Having a Hampton Falls mobile app has been under consideration for more than three months. Selectmen engaged in two workshops on the project after the proposal was brought up at a previous selectmen’s meeting, Selectman James Ziolkowski told attendees at Wednesday night’s selectmen’s meeting.
Local resident George Koch, III, a software professional, volunteered his time to research the project for the town. On Wednesday, Koch and Selectman Larry Smith explained a Hampton Falls mobile app would not replace any of the current informational options residents have – like the town’s website – but would offer one more way to reach out to citizens.
Koch explained that in today’s technological society, there’s no one communications path that can be employed to ensure all residents get needed information. Since most people have cell phones, a town mobile app would be another layer to let townspeople learn about many aspects of the town, Koch said, such as its historical monuments and landmarks, voter information and emergency notifications, to name just a few.
″(Mobile apps) are one way municipalities throughout American are connecting with their citizens,” Koch said.
Koch researched providers for selectmen and recommended contracting with City Sourced, which, he said, offers a “bare bones” mobile app that would provide Hampton Falls with what it currently needs, but which could be expanded in the future.
The one time cost to set up the platform would be only $3,500, with an annual subscription fee of about $7,000. If approved, the service would be paid from Comcast franchise service fees paid to Hampton Falls, so the general fund would not be stressed, Smith said. Using Comcast fees for town technology purchases was approved by voters in the March election, he added.
Koch also asked selectmen to set up a technology committee to review the town’s entire technology infrastructure.

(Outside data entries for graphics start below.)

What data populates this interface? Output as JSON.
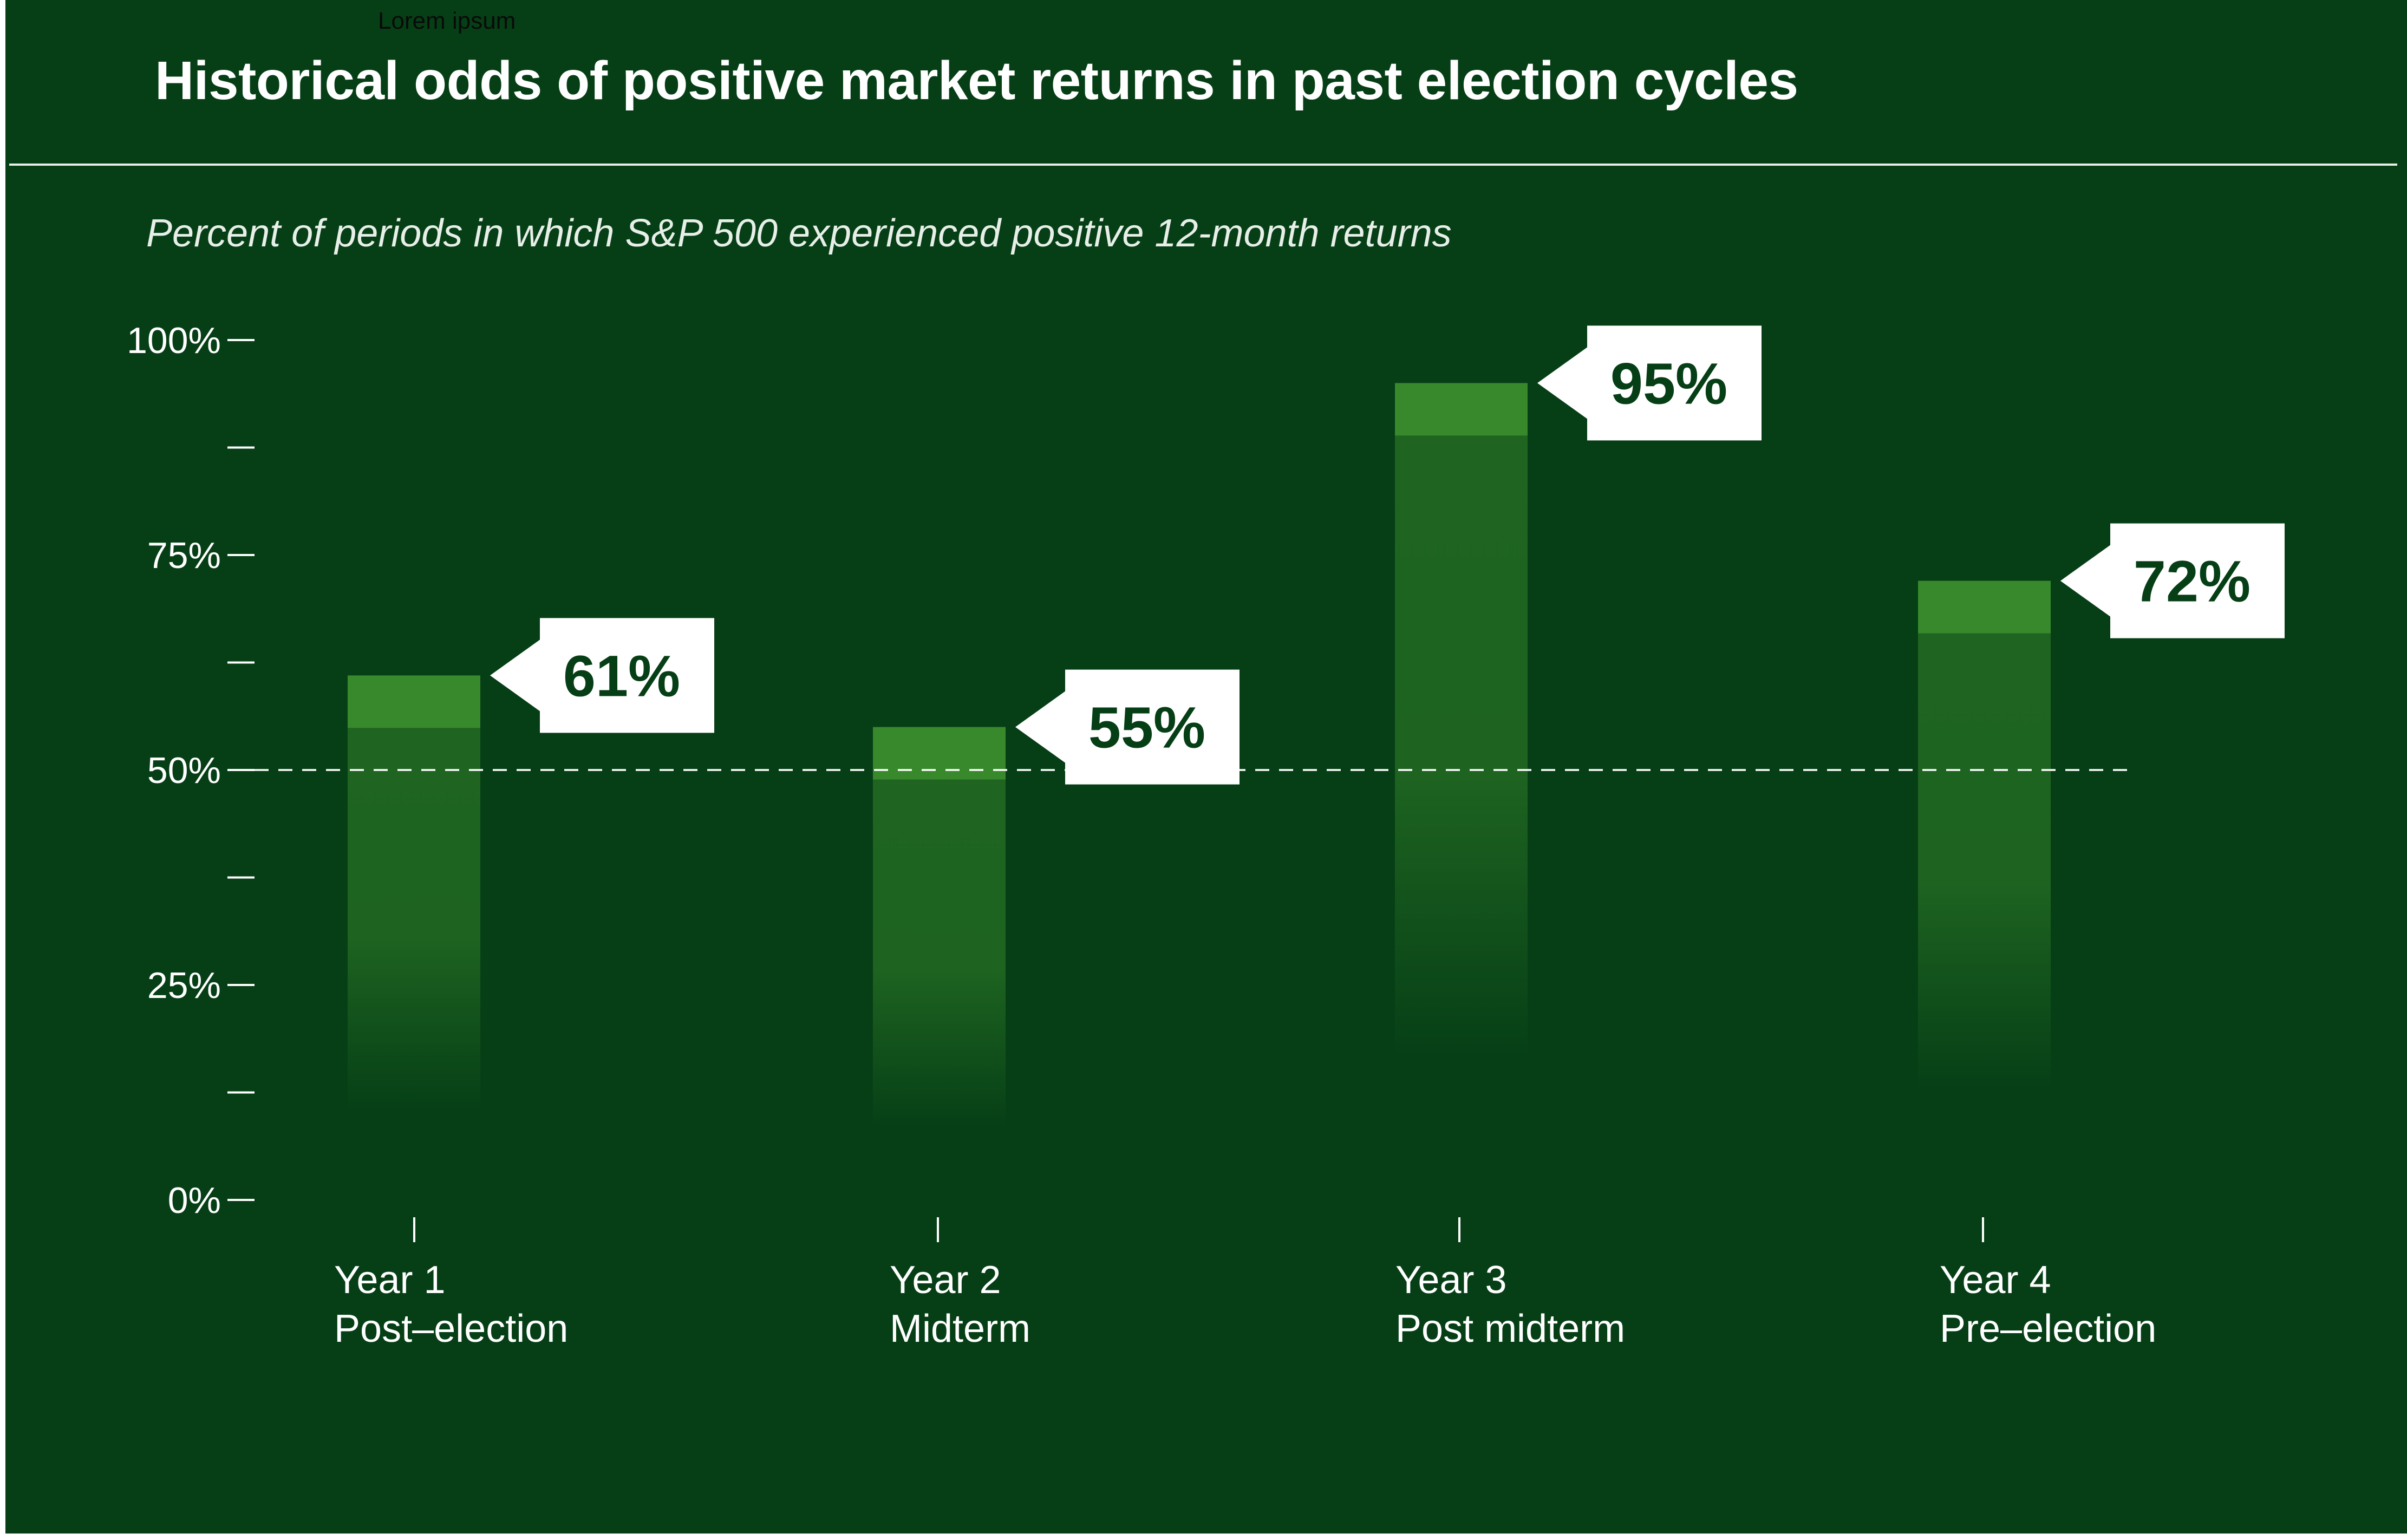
{
  "header": {
    "top_label": "Lorem ipsum",
    "title": "Historical odds of positive market returns in past election cycles",
    "subtitle": "Percent of periods in which S&P 500 experienced positive 12-month returns"
  },
  "colors": {
    "background": "#063f16",
    "bar_cap": "#37892c",
    "bar_body": "#1f6521",
    "label_box": "#ffffff",
    "label_text": "#063f16",
    "text": "#ffffff"
  },
  "chart_data": {
    "type": "bar",
    "title": "Historical odds of positive market returns in past election cycles",
    "subtitle": "Percent of periods in which S&P 500 experienced positive 12-month returns",
    "xlabel": "",
    "ylabel": "",
    "ylim": [
      0,
      100
    ],
    "yticks": [
      0,
      25,
      50,
      75,
      100
    ],
    "ytick_labels": [
      "0%",
      "25%",
      "50%",
      "75%",
      "100%"
    ],
    "y_minor_ticks": [
      12.5,
      37.5,
      62.5,
      87.5
    ],
    "reference_line": 50,
    "categories": [
      {
        "line1": "Year 1",
        "line2": "Post–election"
      },
      {
        "line1": "Year 2",
        "line2": "Midterm"
      },
      {
        "line1": "Year 3",
        "line2": "Post midterm"
      },
      {
        "line1": "Year 4",
        "line2": "Pre–election"
      }
    ],
    "values": [
      61,
      55,
      95,
      72
    ],
    "value_labels": [
      "61%",
      "55%",
      "95%",
      "72%"
    ],
    "grid": false,
    "legend": "none"
  }
}
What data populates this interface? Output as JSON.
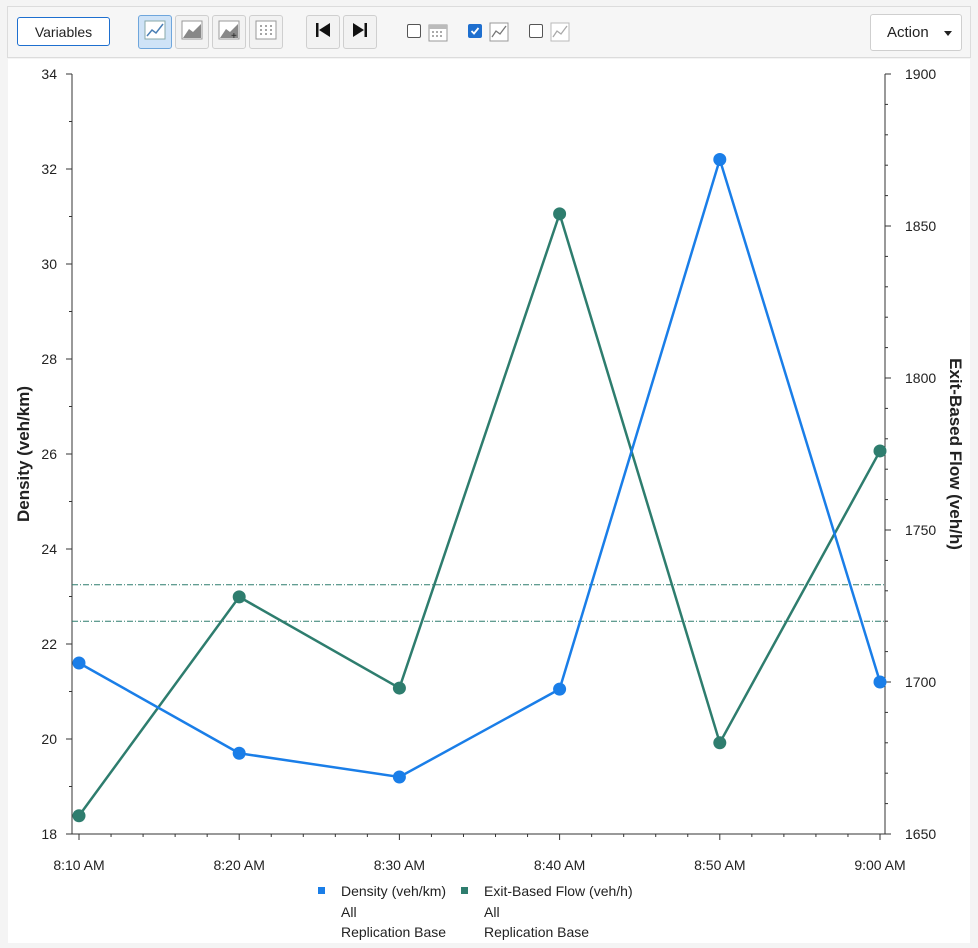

Selectmen decided to send a proposed City Sourced contract to town counsel for review, as well as seek interested and experienced residents to staff the technology committee before moving forward on the final decision to establish a Hampton Falls mobile app.
In other business, Police Chief Robbie Dirsa told the board that one of the town’s cruisers was involved in a minor fender-bender while on patrol on Route 1. Dirsa said there were no injuries or major damage, estimating the cost of repairs at about $1,000.
Dirsa said the accident took place when the officer was reaching for a piece of equipment while driving. While distracted, the cruiser bumped into the back of a car.
To maintain full disclosure, the Hampton Falls Observer was also created and maintained by George Koch III.